Forderung nach sach- und fachgerechter Debatte
Julia Eudenbach (Die Linke) positioniert sich klar: „Für mich ist die Brandmauer seitens der CDU gefallen. Die CDU hat sich populistisch, mithilfe der AfD, bezüglich der Abstimmung gezeigt. Der Vorfall in Aschaffenburg wird populistisch, hinsichtlich der Migrationsfrage, ausgeschlachtet.“ Die Direktkandidatin der Linken betont, dass für sie dieses „Gehabe der Schrei nach Macht ist“ und weniger ein wirkungsvoller Ansatz ist, die wichtigen Fragen in der Debatte zu klären. Sie fordert, dass die Migrationsdebatte sach- und fachgerecht geführt werden sollte. Laut Eudenbach seien aktuell die rechtlichen Bedingungen für die Forderungen der CDU gar nicht gegeben.

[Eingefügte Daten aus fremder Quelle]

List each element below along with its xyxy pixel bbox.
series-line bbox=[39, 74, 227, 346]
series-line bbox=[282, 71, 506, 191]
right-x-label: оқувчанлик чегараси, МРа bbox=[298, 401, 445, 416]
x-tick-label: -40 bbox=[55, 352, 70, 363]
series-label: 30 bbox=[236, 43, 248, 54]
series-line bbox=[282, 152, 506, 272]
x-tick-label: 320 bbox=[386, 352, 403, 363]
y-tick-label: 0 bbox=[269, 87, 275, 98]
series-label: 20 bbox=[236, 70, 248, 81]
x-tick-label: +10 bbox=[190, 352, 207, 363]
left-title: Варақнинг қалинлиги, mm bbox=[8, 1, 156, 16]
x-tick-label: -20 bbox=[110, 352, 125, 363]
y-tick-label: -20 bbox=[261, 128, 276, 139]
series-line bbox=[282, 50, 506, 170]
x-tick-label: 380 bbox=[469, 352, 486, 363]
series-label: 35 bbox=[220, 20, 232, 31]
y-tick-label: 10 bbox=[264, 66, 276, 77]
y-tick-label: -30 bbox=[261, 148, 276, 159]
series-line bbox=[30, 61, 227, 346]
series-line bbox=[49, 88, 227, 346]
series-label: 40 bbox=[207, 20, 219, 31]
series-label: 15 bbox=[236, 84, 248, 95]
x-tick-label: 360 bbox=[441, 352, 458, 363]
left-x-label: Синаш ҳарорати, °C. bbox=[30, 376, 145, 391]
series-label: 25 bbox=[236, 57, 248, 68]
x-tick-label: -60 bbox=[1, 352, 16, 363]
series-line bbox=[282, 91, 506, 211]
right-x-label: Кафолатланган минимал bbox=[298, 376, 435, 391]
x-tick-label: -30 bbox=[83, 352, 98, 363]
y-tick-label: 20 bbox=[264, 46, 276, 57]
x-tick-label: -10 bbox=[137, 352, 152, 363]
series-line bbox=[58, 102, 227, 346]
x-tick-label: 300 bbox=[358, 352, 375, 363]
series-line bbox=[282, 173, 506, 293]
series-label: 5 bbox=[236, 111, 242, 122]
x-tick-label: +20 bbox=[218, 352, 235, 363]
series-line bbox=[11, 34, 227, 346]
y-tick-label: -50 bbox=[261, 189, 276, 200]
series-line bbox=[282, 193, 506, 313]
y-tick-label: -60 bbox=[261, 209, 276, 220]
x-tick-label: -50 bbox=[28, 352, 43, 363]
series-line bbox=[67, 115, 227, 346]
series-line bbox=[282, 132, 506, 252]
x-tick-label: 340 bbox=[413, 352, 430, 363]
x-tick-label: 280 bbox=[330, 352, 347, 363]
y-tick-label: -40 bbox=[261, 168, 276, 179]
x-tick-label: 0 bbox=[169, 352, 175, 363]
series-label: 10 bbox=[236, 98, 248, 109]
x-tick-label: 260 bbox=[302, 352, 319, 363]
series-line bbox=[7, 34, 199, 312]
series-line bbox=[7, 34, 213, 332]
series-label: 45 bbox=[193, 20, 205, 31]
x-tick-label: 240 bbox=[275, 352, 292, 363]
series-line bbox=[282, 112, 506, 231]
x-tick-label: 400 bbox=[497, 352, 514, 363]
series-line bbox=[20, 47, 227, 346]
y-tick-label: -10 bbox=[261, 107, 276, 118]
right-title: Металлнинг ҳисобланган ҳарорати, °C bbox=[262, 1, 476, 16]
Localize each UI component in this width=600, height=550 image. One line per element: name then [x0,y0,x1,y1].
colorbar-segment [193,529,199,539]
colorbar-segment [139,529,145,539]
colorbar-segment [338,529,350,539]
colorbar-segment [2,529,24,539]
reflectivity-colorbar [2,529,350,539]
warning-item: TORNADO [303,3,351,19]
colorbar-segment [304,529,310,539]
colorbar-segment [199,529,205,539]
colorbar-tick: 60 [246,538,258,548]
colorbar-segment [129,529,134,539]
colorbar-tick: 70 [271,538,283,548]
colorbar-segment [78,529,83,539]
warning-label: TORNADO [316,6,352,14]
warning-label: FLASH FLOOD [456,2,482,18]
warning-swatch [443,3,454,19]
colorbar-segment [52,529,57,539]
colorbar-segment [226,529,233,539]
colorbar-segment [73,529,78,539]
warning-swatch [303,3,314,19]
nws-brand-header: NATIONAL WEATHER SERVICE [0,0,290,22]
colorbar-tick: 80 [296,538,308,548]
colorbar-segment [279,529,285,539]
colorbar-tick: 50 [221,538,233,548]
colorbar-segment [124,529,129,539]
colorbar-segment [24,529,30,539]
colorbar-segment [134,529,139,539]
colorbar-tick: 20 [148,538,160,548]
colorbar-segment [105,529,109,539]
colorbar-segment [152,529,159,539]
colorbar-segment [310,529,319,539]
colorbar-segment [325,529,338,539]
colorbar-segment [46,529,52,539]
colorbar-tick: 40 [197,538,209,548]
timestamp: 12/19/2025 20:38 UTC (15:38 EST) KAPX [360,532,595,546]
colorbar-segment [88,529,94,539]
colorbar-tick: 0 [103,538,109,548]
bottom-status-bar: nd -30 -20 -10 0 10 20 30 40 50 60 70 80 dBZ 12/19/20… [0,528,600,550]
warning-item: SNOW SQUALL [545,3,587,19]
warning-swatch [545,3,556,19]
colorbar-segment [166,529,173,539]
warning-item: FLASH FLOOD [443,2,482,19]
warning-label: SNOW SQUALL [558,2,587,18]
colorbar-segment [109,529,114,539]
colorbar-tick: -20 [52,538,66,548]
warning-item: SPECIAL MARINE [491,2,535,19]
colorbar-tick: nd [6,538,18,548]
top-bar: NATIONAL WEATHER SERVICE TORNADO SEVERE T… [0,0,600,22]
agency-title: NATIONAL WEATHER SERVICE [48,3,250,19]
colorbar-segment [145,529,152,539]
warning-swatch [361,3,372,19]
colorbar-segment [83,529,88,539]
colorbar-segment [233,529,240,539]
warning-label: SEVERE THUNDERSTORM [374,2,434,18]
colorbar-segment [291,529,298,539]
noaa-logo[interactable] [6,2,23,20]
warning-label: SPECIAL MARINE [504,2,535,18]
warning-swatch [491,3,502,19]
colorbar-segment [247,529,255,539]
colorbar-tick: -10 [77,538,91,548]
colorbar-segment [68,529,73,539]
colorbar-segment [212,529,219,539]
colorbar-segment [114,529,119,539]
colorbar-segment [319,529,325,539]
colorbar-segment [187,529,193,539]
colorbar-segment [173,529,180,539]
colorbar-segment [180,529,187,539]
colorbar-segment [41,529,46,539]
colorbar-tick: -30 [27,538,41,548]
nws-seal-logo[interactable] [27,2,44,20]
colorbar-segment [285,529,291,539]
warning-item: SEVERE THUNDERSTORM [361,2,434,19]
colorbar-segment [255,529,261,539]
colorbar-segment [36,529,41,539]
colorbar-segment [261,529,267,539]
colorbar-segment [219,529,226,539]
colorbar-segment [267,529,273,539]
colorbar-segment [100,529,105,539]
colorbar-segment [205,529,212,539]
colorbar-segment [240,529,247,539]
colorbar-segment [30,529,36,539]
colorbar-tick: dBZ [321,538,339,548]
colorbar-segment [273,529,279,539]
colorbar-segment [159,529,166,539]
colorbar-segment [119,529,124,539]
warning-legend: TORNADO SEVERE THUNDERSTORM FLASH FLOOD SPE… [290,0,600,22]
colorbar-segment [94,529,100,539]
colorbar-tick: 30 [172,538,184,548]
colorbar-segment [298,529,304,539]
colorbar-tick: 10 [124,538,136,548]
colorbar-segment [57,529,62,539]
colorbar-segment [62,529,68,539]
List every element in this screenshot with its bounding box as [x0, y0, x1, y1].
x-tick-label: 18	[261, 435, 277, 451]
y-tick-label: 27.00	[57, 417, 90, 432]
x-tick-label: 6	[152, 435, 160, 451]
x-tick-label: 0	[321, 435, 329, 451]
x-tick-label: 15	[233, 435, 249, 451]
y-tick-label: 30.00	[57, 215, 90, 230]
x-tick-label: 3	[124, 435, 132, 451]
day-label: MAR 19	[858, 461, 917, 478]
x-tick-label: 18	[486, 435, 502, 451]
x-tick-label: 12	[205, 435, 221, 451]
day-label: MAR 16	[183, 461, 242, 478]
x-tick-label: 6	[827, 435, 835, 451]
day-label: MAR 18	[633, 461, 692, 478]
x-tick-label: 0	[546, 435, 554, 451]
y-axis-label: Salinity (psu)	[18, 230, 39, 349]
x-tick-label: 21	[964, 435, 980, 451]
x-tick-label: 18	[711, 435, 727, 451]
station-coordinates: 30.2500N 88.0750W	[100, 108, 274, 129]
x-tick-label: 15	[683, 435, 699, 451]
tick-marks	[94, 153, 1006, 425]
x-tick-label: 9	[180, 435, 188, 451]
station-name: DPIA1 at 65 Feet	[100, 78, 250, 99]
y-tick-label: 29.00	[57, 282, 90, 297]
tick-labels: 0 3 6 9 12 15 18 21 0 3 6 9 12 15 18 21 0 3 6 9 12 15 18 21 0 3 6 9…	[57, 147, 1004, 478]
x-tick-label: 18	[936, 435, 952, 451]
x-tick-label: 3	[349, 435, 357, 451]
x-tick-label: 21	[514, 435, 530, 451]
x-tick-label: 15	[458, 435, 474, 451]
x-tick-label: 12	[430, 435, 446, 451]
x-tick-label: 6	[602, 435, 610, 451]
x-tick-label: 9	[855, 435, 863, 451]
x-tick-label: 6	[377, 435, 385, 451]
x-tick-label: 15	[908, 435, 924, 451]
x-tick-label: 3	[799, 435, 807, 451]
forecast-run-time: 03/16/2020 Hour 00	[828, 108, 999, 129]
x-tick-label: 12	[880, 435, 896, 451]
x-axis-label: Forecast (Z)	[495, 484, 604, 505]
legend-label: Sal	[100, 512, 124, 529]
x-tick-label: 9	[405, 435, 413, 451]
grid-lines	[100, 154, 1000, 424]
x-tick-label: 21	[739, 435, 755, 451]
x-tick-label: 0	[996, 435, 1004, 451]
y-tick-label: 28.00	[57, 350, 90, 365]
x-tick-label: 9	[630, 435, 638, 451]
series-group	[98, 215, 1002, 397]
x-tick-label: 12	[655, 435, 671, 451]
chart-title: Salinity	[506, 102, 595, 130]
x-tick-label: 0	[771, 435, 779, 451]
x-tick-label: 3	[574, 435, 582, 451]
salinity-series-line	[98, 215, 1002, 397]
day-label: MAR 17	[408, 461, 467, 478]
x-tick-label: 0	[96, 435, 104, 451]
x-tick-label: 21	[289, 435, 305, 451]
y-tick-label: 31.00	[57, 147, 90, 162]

Kriminalität darf nicht geduldet werden
Direktkandidatin Nalan Özcan (BSW) sieht Deutschland zunehmend überfordert – „das Land verliert die Kontrolle darüber, wer bei uns lebt“, so Özcan. Mit Recht macht das vielen Menschen Sorge. Özcan hebt aber auch hervor, dass Migration eine Bereicherung sei, die allermeisten Menschen mit Migrationshintergrund werden in keiner Weise negativ auffällig. Aber sie stellt auch klar: „Kriminalität und insbesondere Gewalt, dürfen wir nicht tolerieren: Wer das Gastrecht missbraucht, hat das Gastrecht verwirkt. Verfahren müssen gestrafft und Ausreiseanordnungen durchgesetzt werden – nötigenfalls auch mit Abschiebegewahrsam. Wer aus sicheren Drittstaaten kommt, hat bei uns kein Asylrecht.“ Sie fordert einen EU-weiten Verteilmechanismus, damit das nicht zur Überforderung der Nachbarländer führt. „Ich halte es für falsch, wenn die CDU einen Antrag in den Bundestag einbringt, der absehbar nur mit den Stimmen der AfD beschlossen werden kann. Duldung ist eine Form der Zusammenarbeit. Deswegen hat das BSW dies auch nicht getan. Aber ein inhaltlich richtiger Antrag wird nicht dadurch falsch, dass die Falschen zustimmen – sonst wäre der Bundestag erpressbar“, so Özcan.
Mitarbeiter in Asyl- und Flüchtlingsbereichen anpassen
Carsten Zeuch (Freie Wähler) äußert sich direkt zum Vorstoß von Friedrich Merz: „In erster Linie muss ich sagen, wir sind bunt. Seinen Vorstoß halte ich zu diesem Zeitpunkt für reines Kalkül und unangebracht. Austausch statt Angriff wäre besser gewesen. Es zeigte, dass die Demokratie ein Stück weit gelitten hat. Das Thema ist auch ein Spagat zwischen Härte und Empathie“, so Zeuch. Er fordert, dass die Zahl der bearbeitenden Mitarbeiter im Asyl – und Flüchtlingsbereich endlich dem Bedarf angepasst werden sollte. Auch ausländische Fachabschlüsse sollten schneller anerkannt werden und gegebenenfalls durch kurze, kostengünstige Nachschulung angeglichen werden. „Das sind wichtige Dinge, die passieren müssen, dann gibt es noch mehr Integration. Die gelungene Integration ist ein wichtiger Bestandteil, um auch in Zukunft der AfD zu beweisen, ’jeder ist wichtig’. Wir müssen aber auch wieder zu ’Fördern und Fordern’ zurück“, fordert der Direktkandidat der Freie Wähler. Er findet, dass es tragisch ist, was teilweise passiert, jedoch müssen die Rahmenbedingungen für eine konsequente Strafverfolgung in Deutschland geändert werden. „Die Brandmauer hat auf jeden Fall Löcher bekommen“, findet Zeuch.